There are two different scenarios that can happen to trigger payday loan harassment and there should be steps to stop payday loan harassment. If you have taken out the loan and not repaying it the lenders may harass you or you may have never touched a payday loan, but scam artists claiming to be payday loan companies are harassing you.
For these types situation, you can take steps to deal with the harassment.

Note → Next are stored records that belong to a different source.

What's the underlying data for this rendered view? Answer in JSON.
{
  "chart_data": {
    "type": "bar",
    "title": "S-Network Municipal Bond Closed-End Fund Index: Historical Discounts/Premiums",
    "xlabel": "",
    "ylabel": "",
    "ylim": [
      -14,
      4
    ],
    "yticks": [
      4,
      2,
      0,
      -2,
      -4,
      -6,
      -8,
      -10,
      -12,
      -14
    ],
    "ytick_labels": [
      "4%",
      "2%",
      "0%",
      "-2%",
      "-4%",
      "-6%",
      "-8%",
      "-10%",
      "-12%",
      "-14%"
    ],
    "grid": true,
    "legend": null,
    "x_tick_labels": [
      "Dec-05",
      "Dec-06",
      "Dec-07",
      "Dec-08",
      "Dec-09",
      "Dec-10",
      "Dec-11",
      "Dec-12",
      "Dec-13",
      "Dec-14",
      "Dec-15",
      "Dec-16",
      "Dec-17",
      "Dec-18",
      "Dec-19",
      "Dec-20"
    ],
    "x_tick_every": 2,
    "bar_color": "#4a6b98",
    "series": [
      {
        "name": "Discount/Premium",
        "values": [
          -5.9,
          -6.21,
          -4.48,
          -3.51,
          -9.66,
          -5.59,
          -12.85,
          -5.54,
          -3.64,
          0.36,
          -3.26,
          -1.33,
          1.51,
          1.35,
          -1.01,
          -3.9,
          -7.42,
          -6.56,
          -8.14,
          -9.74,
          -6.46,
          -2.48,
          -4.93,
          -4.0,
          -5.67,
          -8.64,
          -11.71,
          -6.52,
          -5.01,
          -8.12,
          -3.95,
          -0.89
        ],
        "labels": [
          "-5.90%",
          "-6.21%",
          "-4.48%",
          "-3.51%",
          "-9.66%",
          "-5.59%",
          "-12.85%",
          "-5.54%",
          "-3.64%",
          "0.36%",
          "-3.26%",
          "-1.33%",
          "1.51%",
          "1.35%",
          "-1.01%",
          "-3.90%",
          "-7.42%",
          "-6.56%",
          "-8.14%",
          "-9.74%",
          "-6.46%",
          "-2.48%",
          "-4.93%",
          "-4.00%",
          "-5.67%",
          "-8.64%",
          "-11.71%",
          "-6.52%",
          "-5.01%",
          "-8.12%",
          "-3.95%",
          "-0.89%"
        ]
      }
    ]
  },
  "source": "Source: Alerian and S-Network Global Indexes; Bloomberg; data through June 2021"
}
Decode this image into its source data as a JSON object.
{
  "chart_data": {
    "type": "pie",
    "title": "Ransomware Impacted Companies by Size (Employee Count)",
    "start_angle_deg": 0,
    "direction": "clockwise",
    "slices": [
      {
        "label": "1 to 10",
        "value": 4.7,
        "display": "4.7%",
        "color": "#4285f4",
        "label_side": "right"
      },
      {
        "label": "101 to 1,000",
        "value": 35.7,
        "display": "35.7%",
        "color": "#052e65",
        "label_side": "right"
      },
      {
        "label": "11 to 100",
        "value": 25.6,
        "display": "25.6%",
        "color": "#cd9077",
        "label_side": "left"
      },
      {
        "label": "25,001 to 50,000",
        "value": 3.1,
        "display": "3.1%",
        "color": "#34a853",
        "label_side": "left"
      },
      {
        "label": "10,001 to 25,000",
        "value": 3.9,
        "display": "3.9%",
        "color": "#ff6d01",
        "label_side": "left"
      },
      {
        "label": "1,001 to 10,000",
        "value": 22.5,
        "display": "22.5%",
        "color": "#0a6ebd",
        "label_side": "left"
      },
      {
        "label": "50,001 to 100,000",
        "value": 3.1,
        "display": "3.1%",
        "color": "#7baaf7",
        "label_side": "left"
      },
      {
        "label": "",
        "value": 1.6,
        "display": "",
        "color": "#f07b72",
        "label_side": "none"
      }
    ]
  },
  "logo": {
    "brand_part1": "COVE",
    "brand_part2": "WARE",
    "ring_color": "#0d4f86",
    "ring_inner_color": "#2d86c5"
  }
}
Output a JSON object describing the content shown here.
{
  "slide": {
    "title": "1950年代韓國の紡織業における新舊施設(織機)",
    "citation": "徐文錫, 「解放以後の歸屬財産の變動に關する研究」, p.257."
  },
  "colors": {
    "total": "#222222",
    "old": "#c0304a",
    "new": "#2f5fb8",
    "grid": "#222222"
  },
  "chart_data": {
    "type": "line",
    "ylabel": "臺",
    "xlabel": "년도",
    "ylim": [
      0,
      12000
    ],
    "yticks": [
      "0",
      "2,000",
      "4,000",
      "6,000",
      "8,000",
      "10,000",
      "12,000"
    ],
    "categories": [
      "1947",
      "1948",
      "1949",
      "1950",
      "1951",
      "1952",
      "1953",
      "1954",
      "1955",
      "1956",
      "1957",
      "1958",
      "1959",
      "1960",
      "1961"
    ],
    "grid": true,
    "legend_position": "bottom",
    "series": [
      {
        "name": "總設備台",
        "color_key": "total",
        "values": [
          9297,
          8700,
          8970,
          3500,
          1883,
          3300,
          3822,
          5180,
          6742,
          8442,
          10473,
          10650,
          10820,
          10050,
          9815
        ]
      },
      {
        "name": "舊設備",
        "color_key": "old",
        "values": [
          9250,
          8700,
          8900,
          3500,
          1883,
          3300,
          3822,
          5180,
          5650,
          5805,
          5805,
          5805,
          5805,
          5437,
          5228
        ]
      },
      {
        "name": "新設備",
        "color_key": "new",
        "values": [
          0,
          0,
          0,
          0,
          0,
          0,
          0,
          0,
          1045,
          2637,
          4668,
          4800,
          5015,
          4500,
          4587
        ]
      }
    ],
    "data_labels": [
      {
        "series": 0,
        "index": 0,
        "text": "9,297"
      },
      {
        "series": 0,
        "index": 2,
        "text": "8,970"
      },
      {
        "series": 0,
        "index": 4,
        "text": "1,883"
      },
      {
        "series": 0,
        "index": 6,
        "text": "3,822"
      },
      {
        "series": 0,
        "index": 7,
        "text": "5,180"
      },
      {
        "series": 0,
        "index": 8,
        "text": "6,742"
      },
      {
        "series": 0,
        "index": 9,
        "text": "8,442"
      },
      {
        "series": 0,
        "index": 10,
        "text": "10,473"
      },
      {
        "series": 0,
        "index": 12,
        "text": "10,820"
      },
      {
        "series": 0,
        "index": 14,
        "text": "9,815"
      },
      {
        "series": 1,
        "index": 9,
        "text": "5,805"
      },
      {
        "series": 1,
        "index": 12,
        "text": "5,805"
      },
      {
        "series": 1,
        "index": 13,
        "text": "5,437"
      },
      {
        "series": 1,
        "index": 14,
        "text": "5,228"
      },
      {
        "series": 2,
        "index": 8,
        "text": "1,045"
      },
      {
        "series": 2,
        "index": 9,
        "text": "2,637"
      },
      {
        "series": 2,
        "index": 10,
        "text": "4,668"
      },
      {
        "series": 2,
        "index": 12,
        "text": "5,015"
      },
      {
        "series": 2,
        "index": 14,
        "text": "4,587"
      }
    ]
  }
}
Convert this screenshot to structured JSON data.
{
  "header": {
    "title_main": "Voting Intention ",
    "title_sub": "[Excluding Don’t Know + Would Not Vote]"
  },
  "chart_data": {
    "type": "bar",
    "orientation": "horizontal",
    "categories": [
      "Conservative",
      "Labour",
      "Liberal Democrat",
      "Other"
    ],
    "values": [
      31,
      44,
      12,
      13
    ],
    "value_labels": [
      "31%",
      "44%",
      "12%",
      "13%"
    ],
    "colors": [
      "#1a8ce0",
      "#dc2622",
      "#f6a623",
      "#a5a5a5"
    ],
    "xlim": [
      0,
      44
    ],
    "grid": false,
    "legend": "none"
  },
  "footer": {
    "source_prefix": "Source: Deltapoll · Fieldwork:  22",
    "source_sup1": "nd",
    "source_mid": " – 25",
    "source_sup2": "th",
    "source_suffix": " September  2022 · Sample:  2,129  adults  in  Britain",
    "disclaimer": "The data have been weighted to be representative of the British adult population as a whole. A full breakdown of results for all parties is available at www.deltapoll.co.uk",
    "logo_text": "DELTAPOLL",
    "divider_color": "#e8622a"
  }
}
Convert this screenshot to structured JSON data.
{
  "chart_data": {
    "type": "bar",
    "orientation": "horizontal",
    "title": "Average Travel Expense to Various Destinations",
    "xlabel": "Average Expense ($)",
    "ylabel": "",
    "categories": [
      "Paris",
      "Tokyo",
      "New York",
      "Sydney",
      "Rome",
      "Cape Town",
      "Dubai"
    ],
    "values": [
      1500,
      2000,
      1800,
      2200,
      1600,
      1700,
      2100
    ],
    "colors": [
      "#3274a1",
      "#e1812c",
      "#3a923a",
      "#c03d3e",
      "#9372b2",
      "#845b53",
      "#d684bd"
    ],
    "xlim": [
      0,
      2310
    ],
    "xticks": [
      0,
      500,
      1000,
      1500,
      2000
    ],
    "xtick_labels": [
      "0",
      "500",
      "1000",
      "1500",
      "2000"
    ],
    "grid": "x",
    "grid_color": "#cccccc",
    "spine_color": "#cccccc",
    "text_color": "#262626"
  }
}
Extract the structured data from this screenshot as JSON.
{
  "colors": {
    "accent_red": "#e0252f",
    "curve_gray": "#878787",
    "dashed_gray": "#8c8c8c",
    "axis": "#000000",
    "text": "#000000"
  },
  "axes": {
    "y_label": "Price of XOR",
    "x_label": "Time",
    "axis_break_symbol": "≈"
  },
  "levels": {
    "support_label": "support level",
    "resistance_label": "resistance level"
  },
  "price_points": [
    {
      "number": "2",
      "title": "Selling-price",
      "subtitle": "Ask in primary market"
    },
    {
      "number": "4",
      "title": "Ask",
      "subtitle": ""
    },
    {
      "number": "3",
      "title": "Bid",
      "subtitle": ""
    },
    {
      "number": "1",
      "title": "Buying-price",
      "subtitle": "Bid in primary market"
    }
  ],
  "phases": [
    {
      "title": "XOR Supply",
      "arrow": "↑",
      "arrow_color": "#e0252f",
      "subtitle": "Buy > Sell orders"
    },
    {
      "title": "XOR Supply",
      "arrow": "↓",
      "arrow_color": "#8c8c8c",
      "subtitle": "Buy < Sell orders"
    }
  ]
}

If you have borrow money from payday loan company, the company and any associated debt collectors are limited by the Fair Debt Collection Practices Act in how they can call you. A debt collector isn’t legally allowed to repeatedly call and harass you. He can’t arbitrarily inflate your debt or threaten to do so, with the exception of the interest that you agreed to owe. He can’t threaten to put you in jail, and he can’t call before 8 a.m. or after 9 p.m. He also can’t call you at work if you’ve asked him not to do so.
Stopping the Phone Calls to stop payday loan harassment
If you’re getting to many phone calls about a payday loan debt that you owe, you can send a cease-communication letter to the payday loan company or its debt collection company, and the calls have to stop. The letter can say something simple like, “Don’t call me at work or home. Please send a letter if you need to contact me.
Dealing With Calls from Suspected Scammers
If you suspect a payday loan call is a scam, ask for written verification of your debt. The FDCPA requires loan companies and debt collectors to put this information in writing. In addition, you can ask for the payday company’s phone number and the name of a manager.
Don’t Be panicked by Threats
Payday loan collectors aren’t legally allowed to threaten you and you can stop payday loan harassment. If a caller threatens a lawsuit, ask for the case number and the name of the court where the suit’s been filed.